Penulis Timothy C Brock dan Stephen D. Livingston dari Ohio University (Shrum, 2010: 348) berpendapat, bahwa orang yang memiliki NEnt yang tinggi  bisa jadi lebih rentan kepada pembudakan adiktif oleh bentuk-bentuk hiburan yang pasif seperti televisi.  Hiburan merupakan industri media paling besar dan paling cepat berkembang dan bahwa upaya-upaya komersial, agar dapat berhasil harus mampu menghibur dan juga menjalankan fungsinya yang lain. Singhal dan Rogers (Shrum, 2010: 366) menyatakan belum pernah terjadi sebelumnya dalam sejarah bagaimana hiburan begitu siap untuk diakses oleh banyak orang dengan waktu luang yang begitu banyak. 

Bisnis media merupakan bisnis yang begitu seksi, begitu menggiurkan sehingga menjadi lahan untuk mengeruk keuntungan. Kemudahannya untuk diakses dan bahkan dapat dinikmati dari berbagai kalangan membuat industri media tumbuh subur.  Komodifikasi konten hiburan di media massa tentu menjadi bahan jualan yang laku yang mana disebabkan oleh kebutuhan akan hiburan yang cukup besar.


Referensi

Croteasu, David dan William Hoynes. 2003. Media Society 3rd Edition. USA. Sage Publication.

Devereux, Eoin. 2003. Understanding The Media. USA. Sage Publication.
Doyle, Gillian. 2002. Media Ownership. USA. Sage Publication.
Fiske, John. 2011. Memahami Budaya Populer. Yogyakarta. Jalasutra. 
Fortunato, John A. 2005. Making Media Content. London. Lawrence Erlabum Associates Publishers.

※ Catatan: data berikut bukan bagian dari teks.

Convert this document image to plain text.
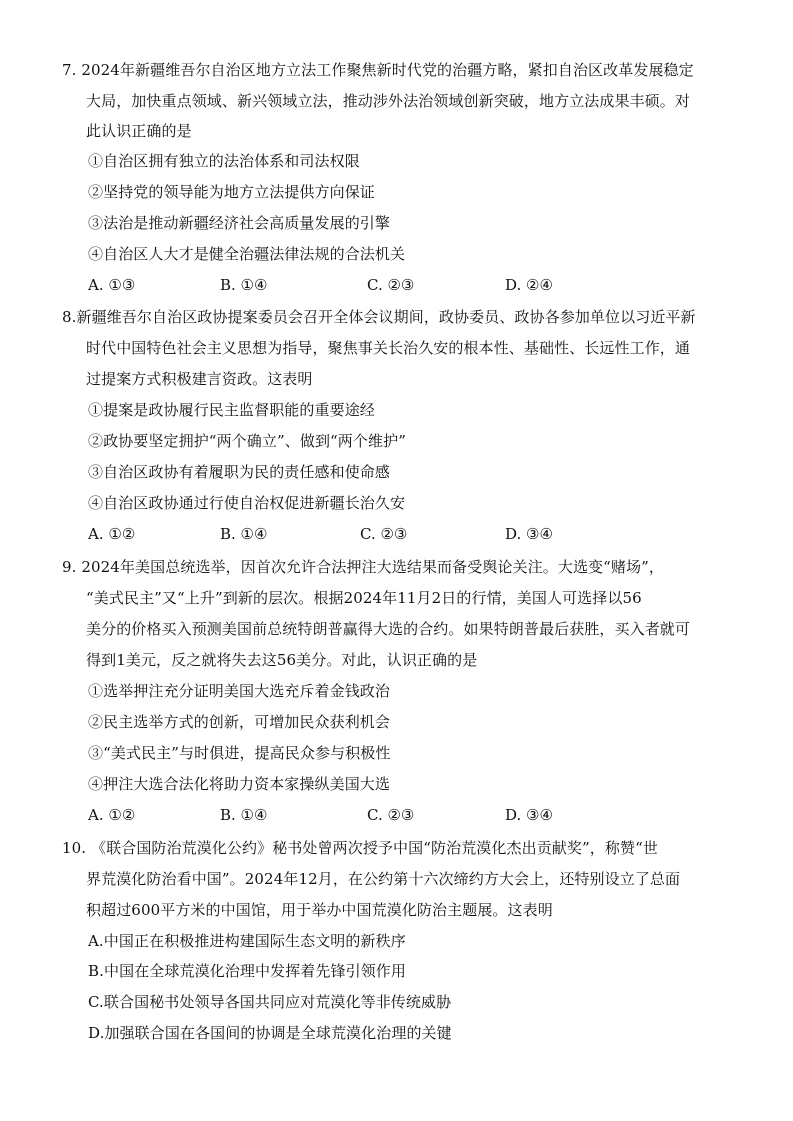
7. 2024年新疆维吾尔自治区地方立法工作聚焦新时代党的治疆方略，紧扣自治区改革发展稳定
大局，加快重点领域、新兴领域立法，推动涉外法治领域创新突破，地方立法成果丰硕。对
此认识正确的是
①自治区拥有独立的法治体系和司法权限
②坚持党的领导能为地方立法提供方向保证
③法治是推动新疆经济社会高质量发展的引擎
④自治区人大才是健全治疆法律法规的合法机关
A. ①③	B. ①④	C. ②③	D. ②④
8.新疆维吾尔自治区政协提案委员会召开全体会议期间，政协委员、政协各参加单位以习近平新
时代中国特色社会主义思想为指导，聚焦事关长治久安的根本性、基础性、长远性工作，通
过提案方式积极建言资政。这表明
①提案是政协履行民主监督职能的重要途经
②政协要坚定拥护“两个确立”、做到“两个维护”
③自治区政协有着履职为民的责任感和使命感
④自治区政协通过行使自治权促进新疆长治久安
A. ①②	B. ①④	C. ②③	D. ③④
9. 2024年美国总统选举，因首次允许合法押注大选结果而备受舆论关注。大选变“赌场”，
“美式民主”又“上升”到新的层次。根据2024年11月2日的行情，美国人可选择以56
美分的价格买入预测美国前总统特朗普赢得大选的合约。如果特朗普最后获胜，买入者就可
得到1美元，反之就将失去这56美分。对此，认识正确的是
①选举押注充分证明美国大选充斥着金钱政治
②民主选举方式的创新，可增加民众获利机会
③“美式民主”与时俱进，提高民众参与积极性
④押注大选合法化将助力资本家操纵美国大选
A. ①②	B. ①④	C. ②③	D. ③④
10. 《联合国防治荒漠化公约》秘书处曾两次授予中国“防治荒漠化杰出贡献奖”，称赞“世
界荒漠化防治看中国”。2024年12月，在公约第十六次缔约方大会上，还特别设立了总面
积超过600平方米的中国馆，用于举办中国荒漠化防治主题展。这表明
A.中国正在积极推进构建国际生态文明的新秩序
B.中国在全球荒漠化治理中发挥着先锋引领作用
C.联合国秘书处领导各国共同应对荒漠化等非传统威胁
D.加强联合国在各国间的协调是全球荒漠化治理的关键
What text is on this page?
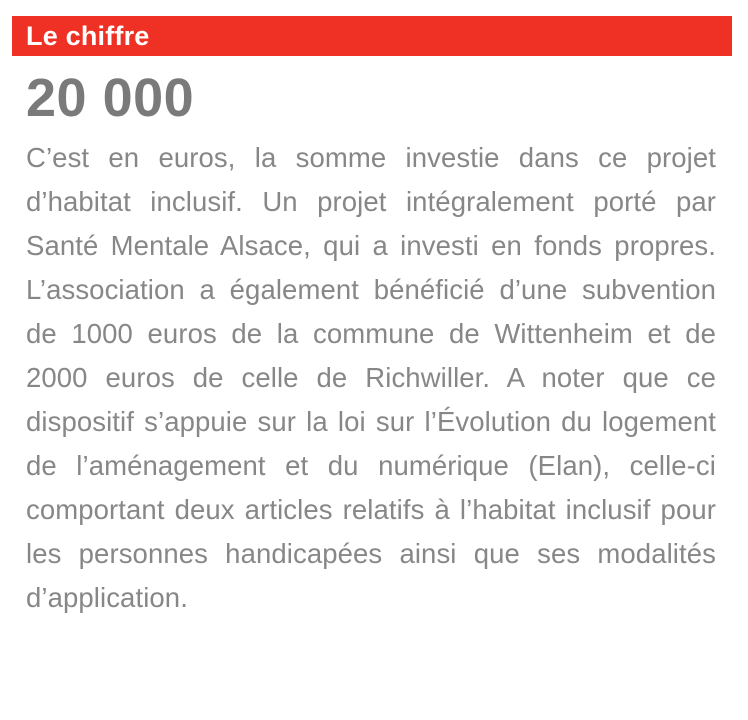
Le chiffre
20 000
C’est en euros, la somme investie dans ce projet d’habitat inclusif. Un projet intégralement porté par Santé Mentale Alsace, qui a investi en fonds propres. L’association a également bénéficié d’une subvention de 1000 euros de la commune de Wittenheim et de 2000 euros de celle de Richwiller. A noter que ce dispositif s’appuie sur la loi sur l’Évolution du logement de l’aménagement et du numérique (Elan), celle-ci comportant deux articles relatifs à l’habitat inclusif pour les personnes handicapées ainsi que ses modalités d’application.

Kellner, Douglas. 2010. Budaya Media. Yogyakarta. Jalasutra. 
McQuail, Denis. 1987. Teori Komunikasi Massa. Jakarta. Erlangga.
_______. 2011. Teori Komunikasi Massa Edisi 6 buku 1. Jakarta. Salemba Humanika.
_______. 2011. Teori Komunikasi Massa Edisi 6 buku 2. Jakarta. Salemba Humanika.
Mosco, Vincent. 2009. The Political Economy of Communication 2nd Editon. USA. Sage Publication.

Rivers, William L & Jay W. Jensen. 2003. Media Massa dan Masyarakat Modern Edisi 2. Jakarta. Prenada Media.

Shrum, L.J. 2010. Psikologi Media Entertainment. Yogyakarta. Jalasutra. 
Siapera, Eugenia. 2010. Cultural Diversity and Global Media. UK. Wiley-Black Well Publication.

Stanley J. Baran & Dennis K. Davis. 2000. Mass Communication Theory: Foundation, Ferment, and Future ed. 2nd. USA. Wadsworth.